Before moving to Tucson, Coverdale spent years in Africa and Central America working in advocacy and community development. When he moved to Tucson 18 years ago, he worked construction. While he enjoyed the work, he said “I got a little tired of tearing out a beautiful kitchen and putting in an even more beautiful kitchen.” So he began working with CHRPA. “We’re not just technicians,” he said. “What we’re trying to do is respond to the human need, not just the technical need.”

The organization has forged partnerships with various organizations and agencies across the county. In the case of the homeowner with the standing water in her home, Shaber worked with caseworkers to advocate for a new, safe residence. In other cases, hospitals will refer patients without cooling or water, or the fire department will alert them to a housebound homeowner in need of a wheelchair ramp. CHRPA currently partners with Tucson Water to replace older toilets with newer low-flush toilets to conserve water.

“If someone is isolated or vulnerable, we absolutely want the referral,” said Coverdale. “Even if we have too much work to do already. We want to know about the person in a trailer in the desert with no cooling or no water. It’s really hard to find that person.”

CHRPA receives its funding in a variety of ways, including individual donations and grants from foundations. It also receives material donations — such as work trucks — and funding from utility companies. Unclaimed utility deposits are put into a fund that CHRPA can use for certain home repairs, such as cooler replacements. Tucson Water supplies them with plumbing hardware, including pipes and kitchen faucets. And the organization receives funds from city and county community development block grants and from HUD.

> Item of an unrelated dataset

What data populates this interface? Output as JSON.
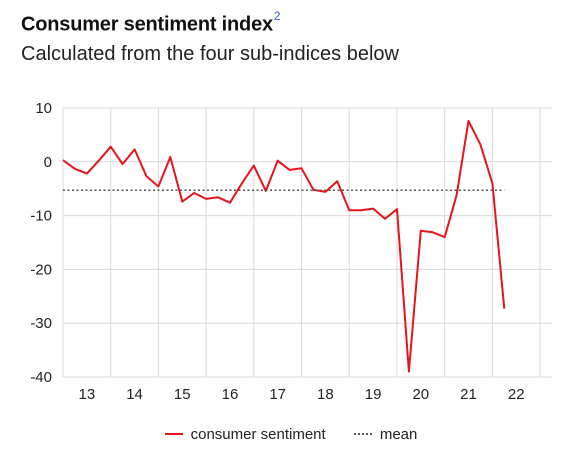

In October, CHRPA volunteer Don L. wrote about responding to a request from a woman named Reglinda, who was suddenly living alone after her husband passed away. During her husband’s long illness, home repairs had not been kept up, and there were several doors that no longer locked or closed. “I don’t feel safe being here alone,” Reglinda told the CHRPA staff. “I love my little house, but I can barely sleep at night because it doesn’t close up anymore.” Volunteers Ted and Don spent two days replacing weather stripping, installing a front door threshold, fixing door jambs, and replacing doors.

“It is one job of hundreds, one house of the myriad homes we visit, one client of the multitude,” wrote Don. “But for Ted and I and Reglinda, there is a transaction of good will that went beyond the $527 of doors and hardware.”